Marcyniuk was convicted of murder and sentenced to death by the State of Arkansas for the 2008 killing of his ex-girlfriend. His conviction and sentence were affirmed on both direct appeal and a petition for habeas relief under Arkansas state law. In preparing to file a federal habeas petition, habeas counsel first learned that an off-the-record jury selection procedure had taken place. Prior to trial, lengthy questionnaires had been sent to prospective jurors and, after reviewing their responses, Marcyniuk’s trial counsel, along with the prosecution, submitted a list of 15 jurors to “strike” from the venir, those 30 individuals having not been called in for trial. The trial record made no reference to any of this. However, a separate juror information file was maintained by the circuit clerk.
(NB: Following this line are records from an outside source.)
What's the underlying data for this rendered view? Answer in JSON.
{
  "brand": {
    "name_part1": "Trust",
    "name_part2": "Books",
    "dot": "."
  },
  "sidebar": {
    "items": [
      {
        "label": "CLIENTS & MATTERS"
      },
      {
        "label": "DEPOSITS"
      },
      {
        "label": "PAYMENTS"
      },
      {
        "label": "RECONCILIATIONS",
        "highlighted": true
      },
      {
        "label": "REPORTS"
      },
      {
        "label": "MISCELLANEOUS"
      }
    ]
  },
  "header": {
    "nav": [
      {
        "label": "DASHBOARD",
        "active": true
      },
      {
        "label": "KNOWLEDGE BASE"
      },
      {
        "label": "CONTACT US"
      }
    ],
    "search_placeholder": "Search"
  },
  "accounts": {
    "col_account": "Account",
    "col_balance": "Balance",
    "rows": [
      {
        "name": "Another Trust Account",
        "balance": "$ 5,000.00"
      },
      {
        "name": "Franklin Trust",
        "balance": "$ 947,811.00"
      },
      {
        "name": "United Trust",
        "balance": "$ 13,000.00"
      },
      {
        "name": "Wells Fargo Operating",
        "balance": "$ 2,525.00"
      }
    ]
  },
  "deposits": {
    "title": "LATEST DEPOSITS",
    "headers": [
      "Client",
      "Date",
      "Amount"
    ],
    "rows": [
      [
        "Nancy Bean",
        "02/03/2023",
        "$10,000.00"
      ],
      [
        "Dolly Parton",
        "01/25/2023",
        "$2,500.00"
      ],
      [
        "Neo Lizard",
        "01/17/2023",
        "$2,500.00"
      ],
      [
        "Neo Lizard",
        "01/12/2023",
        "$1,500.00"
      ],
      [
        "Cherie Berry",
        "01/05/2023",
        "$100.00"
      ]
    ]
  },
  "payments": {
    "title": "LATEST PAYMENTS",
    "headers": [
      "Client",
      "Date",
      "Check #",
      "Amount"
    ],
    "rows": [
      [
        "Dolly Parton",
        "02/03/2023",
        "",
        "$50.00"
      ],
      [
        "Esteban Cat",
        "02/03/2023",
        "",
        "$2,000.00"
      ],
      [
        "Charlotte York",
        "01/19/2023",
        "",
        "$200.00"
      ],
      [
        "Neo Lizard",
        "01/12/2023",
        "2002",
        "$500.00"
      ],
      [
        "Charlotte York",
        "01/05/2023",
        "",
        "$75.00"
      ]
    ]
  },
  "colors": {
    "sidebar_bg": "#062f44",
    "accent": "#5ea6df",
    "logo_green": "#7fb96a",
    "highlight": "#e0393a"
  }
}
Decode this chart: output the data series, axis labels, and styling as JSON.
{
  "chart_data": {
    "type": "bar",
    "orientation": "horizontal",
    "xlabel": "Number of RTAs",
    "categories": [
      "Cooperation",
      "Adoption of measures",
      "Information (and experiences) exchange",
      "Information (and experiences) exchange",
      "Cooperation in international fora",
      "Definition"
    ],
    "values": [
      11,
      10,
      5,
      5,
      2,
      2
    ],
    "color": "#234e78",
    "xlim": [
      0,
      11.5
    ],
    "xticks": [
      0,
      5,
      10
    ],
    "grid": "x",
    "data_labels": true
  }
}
Marcyniuk then included this claim in his habeas petition, alleging it to have violated his right to be present, right to a public trial, and right to appellate review and constituted ineffective assistance of trial counsel. The district court dismissed these claims without discovery or an evidentiary hearing, having found them to be procedurally barred.
The Eighth Circuit reviewed that dismissal for an abuse of discretion, finding no error. There was no dispute that Marcyniuk had not raised these claims previously, meaning they were procedurally barred absent a showing of cause and prejudice to overcome the default. The Eighth Circuit rejected each of his attempts to show cause, however, finding that Marcyniuk failed to show (1) that the proceedings were rendered fundamentally unfair by appellate counsel’s failure to raise the claim of ineffective assistance of trial counsel previously, (2) that state officials had interfered with his ability to raise the claim earlier, or (3) that the claims were not reasonable available to prior counsel.
Noteworthy practice points: regarding his second claim of cause, the Eighth Circuit found relevant that Marcyniuk’s notice of appeal had not explicitly requested that jury selection records be included by the clerk of court on appeal. Thus, there was nothing false or misleading about the clerk’s assertion that the record they transmitted was “true and complete.” As to his third claim, nothing prevented Marcyniuk’s appellate counsel from obtaining these records from the clerk’s office previously, as it is apparently common practice for jury selection records to be maintained separately.